Perché per Lemaitre, parigino, classe 1951, innamorato di James Ellroy e Bret Easton Ellis, come della grande epica nazionale di Alexandre Dumas, il noir è prima di tutto uno strumento per testimoniare in modo irriducibile e a tratti disperato del malessere e delle ferite inferte ai più deboli, alle vittime, oggi della crisi economica come ieri della segregazione urbana nelle banlieue. Un percorso testardamente inseguito attraverso un pugno di polar decisamente spiazzanti, che ne hanno fatto in Francia un autore di culto, considerato alla stregua di un umanista del romanzo poliziesco: da Travail soigné a Robe de marié a L’abito da sposa (Fazi), fino ad Alex (Mondadori) e Sacrifice.

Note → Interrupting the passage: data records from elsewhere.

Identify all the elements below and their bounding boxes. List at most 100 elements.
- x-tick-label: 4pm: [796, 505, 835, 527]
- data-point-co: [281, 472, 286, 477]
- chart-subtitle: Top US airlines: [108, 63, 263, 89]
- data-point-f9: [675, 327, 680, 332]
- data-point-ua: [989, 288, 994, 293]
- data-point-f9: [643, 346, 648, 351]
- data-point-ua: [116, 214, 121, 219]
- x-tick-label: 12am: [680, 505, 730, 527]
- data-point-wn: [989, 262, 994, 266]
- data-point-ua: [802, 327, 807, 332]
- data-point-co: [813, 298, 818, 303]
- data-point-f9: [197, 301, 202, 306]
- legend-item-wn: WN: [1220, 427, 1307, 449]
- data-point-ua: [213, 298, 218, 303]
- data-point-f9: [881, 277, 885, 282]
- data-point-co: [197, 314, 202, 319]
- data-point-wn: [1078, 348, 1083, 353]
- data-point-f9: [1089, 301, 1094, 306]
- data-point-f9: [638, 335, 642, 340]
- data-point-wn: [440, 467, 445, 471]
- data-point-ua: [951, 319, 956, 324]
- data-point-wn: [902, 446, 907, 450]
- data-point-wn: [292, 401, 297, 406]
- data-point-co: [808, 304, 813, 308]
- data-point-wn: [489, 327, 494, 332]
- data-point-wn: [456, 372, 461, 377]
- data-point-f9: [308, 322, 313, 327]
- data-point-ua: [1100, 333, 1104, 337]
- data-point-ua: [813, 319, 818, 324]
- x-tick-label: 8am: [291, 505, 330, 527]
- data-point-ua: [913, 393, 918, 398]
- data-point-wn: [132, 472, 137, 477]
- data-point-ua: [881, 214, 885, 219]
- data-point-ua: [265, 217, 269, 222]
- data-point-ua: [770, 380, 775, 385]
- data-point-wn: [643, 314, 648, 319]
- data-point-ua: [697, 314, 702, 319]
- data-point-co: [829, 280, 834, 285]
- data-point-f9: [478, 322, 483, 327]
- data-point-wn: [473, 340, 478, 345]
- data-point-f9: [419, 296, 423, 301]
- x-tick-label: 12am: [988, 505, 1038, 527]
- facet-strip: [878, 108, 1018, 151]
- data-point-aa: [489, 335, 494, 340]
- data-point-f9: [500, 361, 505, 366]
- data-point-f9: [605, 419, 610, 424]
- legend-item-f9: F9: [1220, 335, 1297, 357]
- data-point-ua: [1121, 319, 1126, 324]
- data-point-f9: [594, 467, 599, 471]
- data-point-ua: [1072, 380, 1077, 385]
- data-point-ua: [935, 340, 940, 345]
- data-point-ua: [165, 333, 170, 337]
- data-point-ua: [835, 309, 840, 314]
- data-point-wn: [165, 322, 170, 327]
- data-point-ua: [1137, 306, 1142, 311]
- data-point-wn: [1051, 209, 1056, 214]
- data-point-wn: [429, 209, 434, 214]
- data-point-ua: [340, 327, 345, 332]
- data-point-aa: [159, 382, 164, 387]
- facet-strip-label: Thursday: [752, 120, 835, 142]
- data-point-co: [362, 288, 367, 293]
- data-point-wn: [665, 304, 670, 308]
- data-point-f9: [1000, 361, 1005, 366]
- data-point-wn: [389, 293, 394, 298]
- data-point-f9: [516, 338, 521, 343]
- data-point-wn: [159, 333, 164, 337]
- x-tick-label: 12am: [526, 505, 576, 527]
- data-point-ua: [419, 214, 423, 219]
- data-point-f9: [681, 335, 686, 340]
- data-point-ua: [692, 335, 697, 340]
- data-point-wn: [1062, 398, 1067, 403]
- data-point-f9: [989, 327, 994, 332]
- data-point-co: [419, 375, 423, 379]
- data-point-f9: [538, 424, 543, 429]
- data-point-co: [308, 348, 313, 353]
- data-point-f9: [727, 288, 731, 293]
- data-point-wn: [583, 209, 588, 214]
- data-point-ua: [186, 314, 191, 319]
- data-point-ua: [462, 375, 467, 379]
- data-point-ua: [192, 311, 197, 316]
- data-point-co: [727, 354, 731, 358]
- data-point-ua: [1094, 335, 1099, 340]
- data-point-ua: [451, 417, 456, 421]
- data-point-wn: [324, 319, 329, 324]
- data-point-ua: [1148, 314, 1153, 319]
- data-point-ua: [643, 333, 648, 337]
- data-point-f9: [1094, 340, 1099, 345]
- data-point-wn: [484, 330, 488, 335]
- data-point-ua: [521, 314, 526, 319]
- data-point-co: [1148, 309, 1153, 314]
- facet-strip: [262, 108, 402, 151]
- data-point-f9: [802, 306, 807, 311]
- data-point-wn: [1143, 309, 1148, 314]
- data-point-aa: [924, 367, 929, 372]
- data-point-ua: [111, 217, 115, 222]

Una straordinaria capacità narrativa, scandita da una scrittura di stampo cinematografico e da quella sorta di «realismo noir» che rappresenta una delle sue maggiori caratteristiche, che hanno valso nel 2013 a Pierre Lemaitre la conquista del prestigioso Prix Goncourt, paradossalmente non con un giallo, ma con Arrivederci lassù, una storia bizzarra che ruota intorno alla celebrazione degli eroi della «Grande guerra» iniziata fin dal 1919. Come ha spiegato il critico Bernard Pivot, membro della giuria, «un riconoscimento al nuovo romanzo popolare», a quella letteratura che si mescola senza timori con la realtà di cui Lemaitre è un indiscusso maestro.